I think I have a pretty good idea what the Italians mean by the titular phrase. Sipping coffee at an outdoor cafe on a Sunday in spring. Enjoying a bottle of wine with friends while watching waves roll in and out. Not doing nothing exactly, but being in the moment and enjoying the feeling of having nothing you must do. In other words, participating in an extremely important human activity, one that anthropologists posit was one of our most common before modern times.
In fact, it's believed that pre-civilization we spent most of our waking hours doing nothing. Of course, what is meant by this is that we spent time on the crucial tasks of resting, socializing, enjoying time with our children and family, and strengthening social bonds. These activities have only been turned into “doing nothing” by the sickness that is modern industrial life. In reality doing nothing, along with spending time alone, is one of the most important activities we can engage in.
However, it is rarely the case that the proffered solution to a problem is “do nothing.” Often the best remedy for common illness or the the various repetitive motion injuries rampant in our culture is doing nothing, or very little. But a doctor visit, medications, and surgery mean money is spent and you are back to work sooner. Rather than stay at home with children when they are young, we deliver them to daycare, drive to a job where we make enough money to pay the daycare plus a tiny bit more, pick them up afterwards, and arrive home frazzled and exhausted day after day. The more layers of “doing something” added to our lives, the more opportunities for wealth to be extracted. “Doing nothing” is very bad for the economy.
Does it not follow that doing nothing is the best way to resist the Machine? “Wait a sec,” dedicated readers are thinking, “I took your advice to buy as little as possible and now you're saying I shouldn't do anything either?” Yep. The two (non)activities go hand in hand.
I’m not advising extreme laziness, but rather to follow the old adage, “Work smart, not hard.” A better, but less pithy way of expressing the concept is “working hard is fine as long as you're getting a big payoff in results that justifies the effort.” A great example of extreme effort for little to no results is large political demonstrations in DC and other large cities. While mass mobilizations of people can under certain conditions be effective, such protests are most often exercises in futility. They are time-consuming, exhausting, and use up lots of resources, and the powers-that-be have figured out how to make sure such spectacles are an end in themselves and don't result in meaningful change. Time is better spent locally on projects where resources can be used for direct results, and progress can be realistically assessed.

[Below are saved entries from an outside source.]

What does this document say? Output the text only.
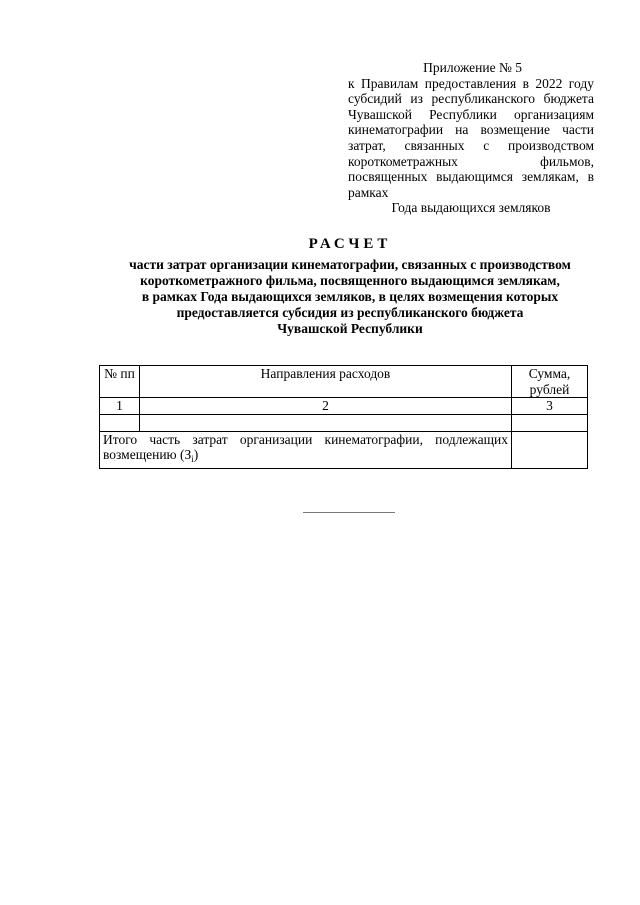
Приложение № 5
к Правилам предоставления в 2022 году субсидий из республиканского бюджета Чувашской Республики организациям кинематографии на возмещение части затрат, связанных с производством короткометражных фильмов, посвященных выдающимся землякам, в рамках
Года выдающихся земляков
РАСЧЕТ
части затрат организации кинематографии, связанных с производством
короткометражного фильма, посвященного выдающимся землякам,
в рамках Года выдающихся земляков, в целях возмещения которых
предоставляется субсидия из республиканского бюджета
Чувашской Республики
№ пп	Направления расходов	Сумма, рублей
1	2	3

Итого часть затрат организации кинематографии, подлежащих возмещению $(З_i)$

The quintessential example in the gardening world of pointless busy-ness is the quest for the perfect lawn. Untold dollars and millions of gallons of toxic chemicals are used each year to preserve the difference between this:
And this:
On a practical level there is no meaningful difference between the two; the only distinction exists in our minds. Ending such time-consuming and expensive activities that merely serve to enhance social status or signal virtue is a good way to create more do-nothing time in your life.
Do you find yourself engaging in activities that require big effort and yield paltry results? Have you had success in jettisoning them and simplifying your life? I'd love to hear about it in the comment section.

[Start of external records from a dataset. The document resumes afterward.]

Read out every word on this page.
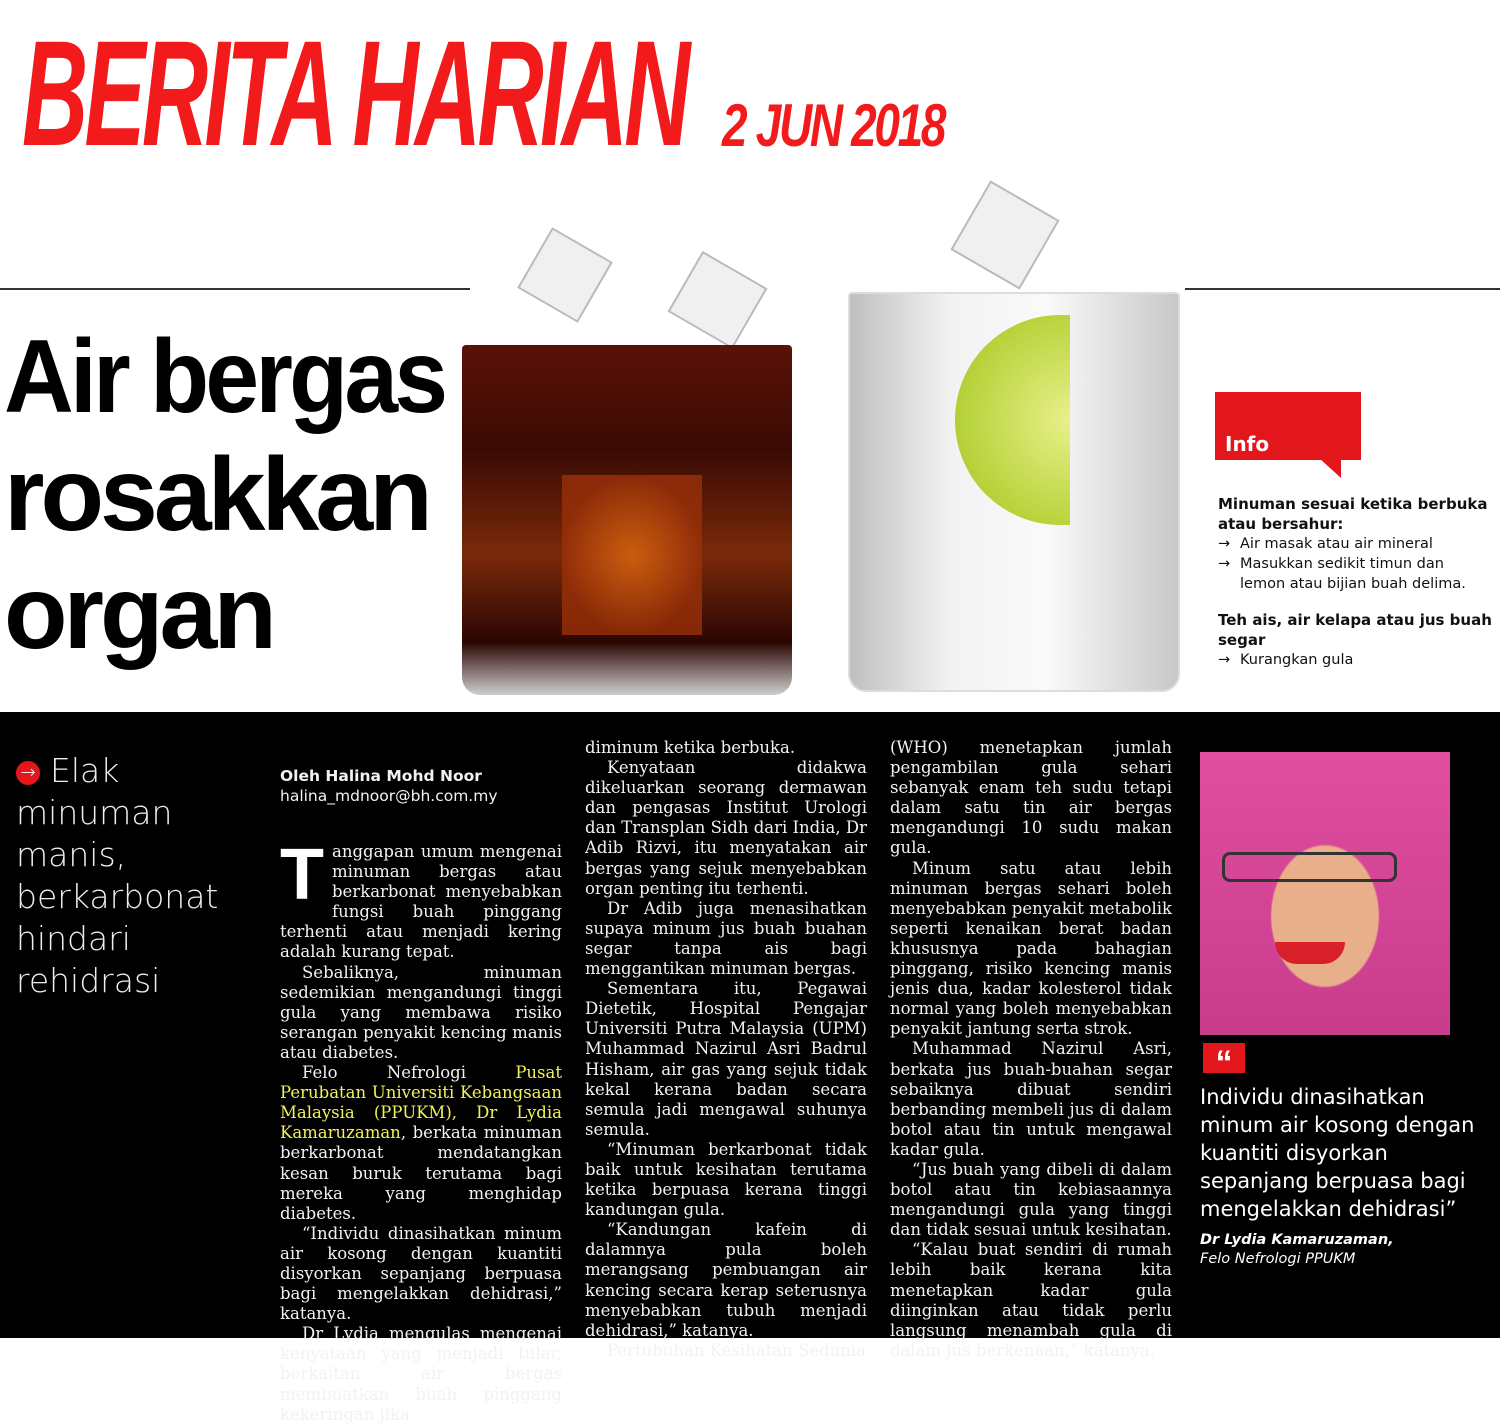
BERITA HARIAN 2 JUN 2018
Air bergas
rosakkan
organ
Info
Minuman sesuai ketika berbuka atau bersahur:
→ Air masak atau air mineral
→ Masukkan sedikit timun dan lemon atau bijian buah delima.
Teh ais, air kelapa atau jus buah segar
→ Kurangkan gula
→ Elak minuman manis, berkarbonat hindari rehidrasi
Oleh Halina Mohd Noor
halina_mdnoor@bh.com.my

Tanggapan umum mengenai minuman bergas atau berkarbonat menyebabkan fungsi buah pinggang terhenti atau menjadi kering adalah kurang tepat.

Sebaliknya, minuman sedemikian mengandungi tinggi gula yang membawa risiko serangan penyakit kencing manis atau diabetes.

Felo Nefrologi Pusat Perubatan Universiti Kebangsaan Malaysia (PPUKM), Dr Lydia Kamaruzaman, berkata minuman berkarbonat mendatangkan kesan buruk terutama bagi mereka yang menghidap diabetes.

“Individu dinasihatkan minum air kosong dengan kuantiti disyorkan sepanjang berpuasa bagi mengelakkan dehidrasi,” katanya.

Dr Lydia mengulas mengenai kenyataan yang menjadi tular, berkaitan air bergas membuatkan buah pinggang kekeringan jika

diminum ketika berbuka.

Kenyataan didakwa dikeluarkan seorang dermawan dan pengasas Institut Urologi dan Transplan Sidh dari India, Dr Adib Rizvi, itu menyatakan air bergas yang sejuk menyebabkan organ penting itu terhenti.

Dr Adib juga menasihatkan supaya minum jus buah buahan segar tanpa ais bagi menggantikan minuman bergas.

Sementara itu, Pegawai Dietetik, Hospital Pengajar Universiti Putra Malaysia (UPM) Muhammad Nazirul Asri Badrul Hisham, air gas yang sejuk tidak kekal kerana badan secara semula jadi mengawal suhunya semula.

“Minuman berkarbonat tidak baik untuk kesihatan terutama ketika berpuasa kerana tinggi kandungan gula.

“Kandungan kafein di dalamnya pula boleh merangsang pembuangan air kencing secara kerap seterusnya menyebabkan tubuh menjadi dehidrasi,” katanya.

Pertubuhan Kesihatan Sedunia

(WHO) menetapkan jumlah pengambilan gula sehari sebanyak enam teh sudu tetapi dalam satu tin air bergas mengandungi 10 sudu makan gula.

Minum satu atau lebih minuman bergas sehari boleh menyebabkan penyakit metabolik seperti kenaikan berat badan khususnya pada bahagian pinggang, risiko kencing manis jenis dua, kadar kolesterol tidak normal yang boleh menyebabkan penyakit jantung serta strok.

Muhammad Nazirul Asri, berkata jus buah-buahan segar sebaiknya dibuat sendiri berbanding membeli jus di dalam botol atau tin untuk mengawal kadar gula.

“Jus buah yang dibeli di dalam botol atau tin kebiasaannya mengandungi gula yang tinggi dan tidak sesuai untuk kesihatan.

“Kalau buat sendiri di rumah lebih baik kerana kita menetapkan kadar gula diinginkan atau tidak perlu langsung menambah gula di dalam jus berkenaan,” katanya.

“
Individu dinasihatkan minum air kosong dengan kuantiti disyorkan sepanjang berpuasa bagi mengelakkan dehidrasi”
Dr Lydia Kamaruzaman,
Felo Nefrologi PPUKM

What, no comments here? My excuse for not commenting on this is that I've been on vacation. I was taking your advice without realizing it. Everything you say about the over-valuation of busy time is true. At least it seems true to me. I was just saying to a friend on the phone yesterday: I have a really hard time relaxing. Whenever I veg out, I involuntarily start telling myself I should be doing something: do something useful! It's a compulsion that's bred into me, a boomer from a long WASPy line of hard workers. My parents came of age during the depression. My father and my uncles all fought in WW2. The idea of there's some sort of benefit to be found in goofing off never would've got much play with my family. As I write this, the memories of the chores and yard work I detested as a shy skinny bookish youth come bubbling up. Perhaps that's why I was so useless and so poor in my twenties. But no! Even after I left home the work ethic had its hold on me. I used to take the first job I could find, whatever appeared before me; ditch digger, landscaper, dish washer, house painter, laborer, waiter (I was a terrible waiter) and eventually taxi driver which felt so cushy compared to those other ones, I stuck with it for years. Yes, idleness is sweetness. Let the clover grow. I wholeheartedly agree with you though I still have difficulty following your sound advice.